Anılara Yolculuk
Gecenin karanlığında ayın şavkı vurur, balkondaki pencerenin önündeki masaya, o muhteşem manzarayı seyrederken elindeki çayını yudumlarsın. Uzaklardan bir şarkı gelir kulağına sessizce. Derinden derinden... İçinde sen.
Kendini bulursun şarkıların sözlerinde, dalar gidersin uzaklara, aşkını yaşarsın, sevdalına haykırış olur.
Kulak kabarttığın türkünün sözleri boğulurcasına ağlatır. Ela gözlerinden süzülen yaşanmışlığın akar yanaklarına, feri gitmiş gözlerini silerken. Uzun ince bir yol gelir aklına. Aşık Veysel’in dizelerindeki gibi. Çabuk geçen yıllarına hayıflanırsın dün gibi.

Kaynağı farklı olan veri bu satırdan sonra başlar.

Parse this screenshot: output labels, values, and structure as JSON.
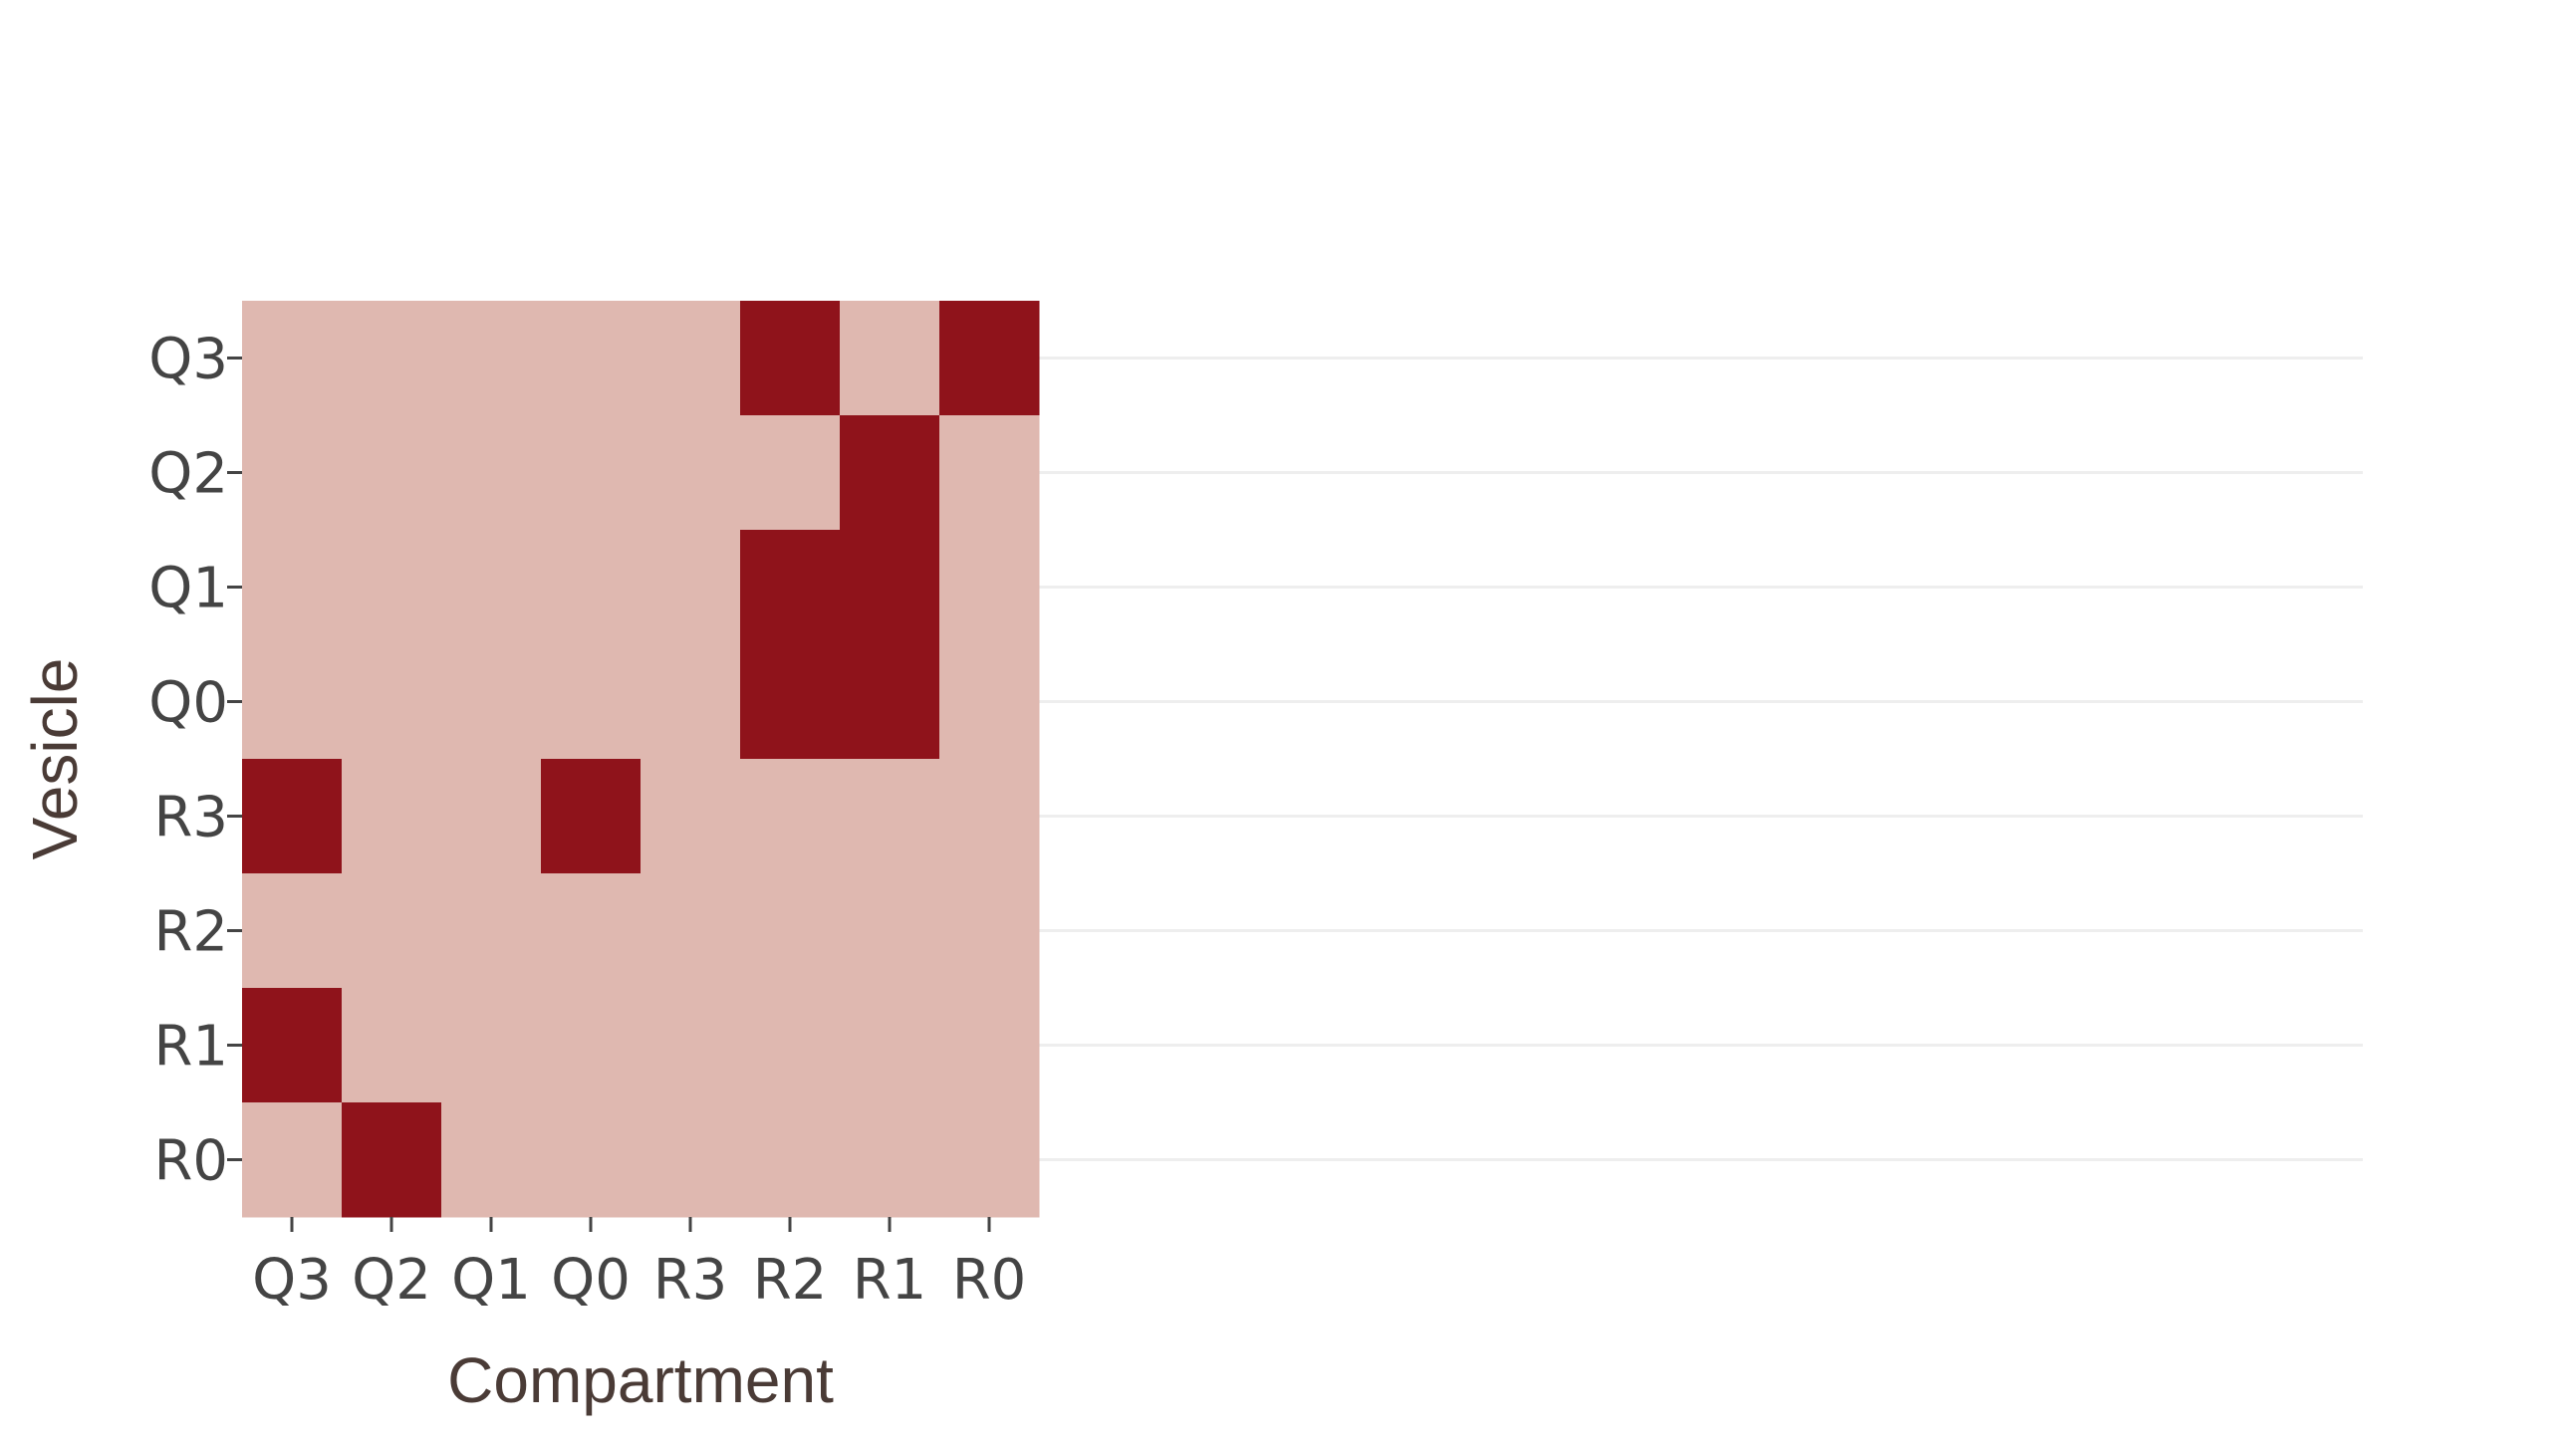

Kimi zaman gençliğinin heyecanı ile isyan edersin Rock’la coşarken, meydan okursun avazın çıktığı kadar dünyayı yeniden kurarcasına, ardından dilini bilmediğin şarkılar seni senden alır, biliyormuş gibi, alırda götürür, ta uzaklara, geçmişin oluverir.
Kâh çoçuk mutluluğun, kâh ergenliğinin heyecanı, kâh yaşlılığın.
Bazen sözler biter sadece müzik dinlersin, dinlersin. İçine alır seni bağlama, gitar, ud ya da üflersin ney sipsi flüt, zurna, tulum hatta mızıka gibi. Dalar gidersin uzaklara.
Bugün gibi.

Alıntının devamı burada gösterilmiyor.